C’est le cas aussi des prestations familiales (allocations familiales, allocation de rentrée scolaire, la prestation d’accueil du jeune enfant, etc.).

En revanche, les retraites seront revalorisées au 1er octobre 2017.

Plus de transparence pour les annonces immobilières

Une des mesures de la loi Alur est effective depuis le 1er avril. Les agences immobilières doivent faire preuve d'une meilleure transparence tarifaire en informant davantage les clients sur leurs tarifs. Les annonces seront plus précises.

Concrètement les agences devront afficher :

  • les prix TTC (Toutes taxes comprises) de toutes leurs prestations sur leurs sites Internet et dans leur vitrine.
  • sur l’annonce de vente devra être mentionné le montant des honoraires à la charge de l'acheteur.
  • pour un bien proposé en location, l’annonce devra mieux mentionner les frais à la charge du locataire (le prix TTC du loyer, l'éventuel dépôt de garantie, les honoraires d'agence, ou encore les modalités de décompte des charges locatives).

Un nouveau billet de 50 euros

Le nouveau billet de 50 euros est mis en circulation le 4 avril. Comme cela a été le cas pour les précédents billets de 5 euros, 10 euros et 20 euros ces dernières années, la nouvelle version du billet de 50 euros contient des dispositifs renforcés anti-contrefaçon.

Ancien et nouveau billet circuleront en parallèle avant que ne soit décidé une date de retrait pour l’ancien modèle.

Professionnels intervenant à domicile : plus de transparence

Les professionnels intervenant à domicile chez les particuliers pour des travaux (plombiers, serruriers…) qui possèdent un site internet devront obligatoirement y afficher leurs tarifs. Seront précisés «  les taux horaires de main-d’œuvre TTC", "les prix TTC des différentes prestations forfaitaires proposées", "les frais de déplacement", ou encore "le coût d'établissement du devis".

Publicité des contrôles sanitaires

A compter du 3 avril, vous pouvez sur internet vérifier les contrôles sanitaires de la DGCCRF. En pratique seront mis en ligne les résultats de contrôles effectués (depuis le 1er mars 2017) par l'État dans les secteurs liés à l'alimentation : un restaurant, un abattoir ou une cantine, mais aussi un supermarché ou un marché. Les établissements seront classés en quatre catégories de "très satisfaisant", "satisfaisant", "à améliorer", à "à corriger de manière urgente".

Ils sont consultables sur le site internet www.alim-confiance.gouv.fr ou utiliser l'application du même nom.

Toujours dans le secteur alimentaire, une autre nouveauté fait son apparition avec le logo nutritionnel « Nutriscore ». Restant facultatif, il a comme objectif d’inciter les Français à acheter moins de produits riches en gras, en sel et en sucre. Il prendra la forme d’un code couleur selon la qualité des aliments.

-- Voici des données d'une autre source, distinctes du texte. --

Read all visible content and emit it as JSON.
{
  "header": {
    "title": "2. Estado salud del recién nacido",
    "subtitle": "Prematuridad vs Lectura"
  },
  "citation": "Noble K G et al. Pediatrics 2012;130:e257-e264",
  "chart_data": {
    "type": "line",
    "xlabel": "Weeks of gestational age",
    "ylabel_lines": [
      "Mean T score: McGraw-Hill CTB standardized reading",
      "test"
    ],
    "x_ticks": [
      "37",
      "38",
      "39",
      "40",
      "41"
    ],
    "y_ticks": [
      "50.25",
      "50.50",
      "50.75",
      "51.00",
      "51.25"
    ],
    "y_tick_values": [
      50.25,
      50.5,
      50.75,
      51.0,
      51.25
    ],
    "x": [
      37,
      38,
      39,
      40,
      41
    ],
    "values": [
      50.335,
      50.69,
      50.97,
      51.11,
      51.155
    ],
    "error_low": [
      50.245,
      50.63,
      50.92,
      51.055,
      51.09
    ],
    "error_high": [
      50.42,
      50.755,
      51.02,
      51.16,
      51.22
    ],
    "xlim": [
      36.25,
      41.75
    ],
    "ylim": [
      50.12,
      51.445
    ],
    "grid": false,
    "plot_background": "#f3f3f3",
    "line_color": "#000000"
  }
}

En revanche, une nouvelle obligation  - pour une expérimentation de 2 ans - va toucher les industriels de l'agroalimentaire après un délai de trois mois d'adaptation. Ils doivent préciser l'origine de certains produits : l'origine des viandes dans les plats préparés (que la part de viande est supérieure ou égale à 8% du poids d'un produit préparé), ou du lait dans les briques ou produits laitiers (si la part de lait est égale ou supérieure à 50% pour les produits laitiers).

Auparavant seuls étaient concernés par cette obligation les viandes fraîches, les fruits et légumes frais ou le miel.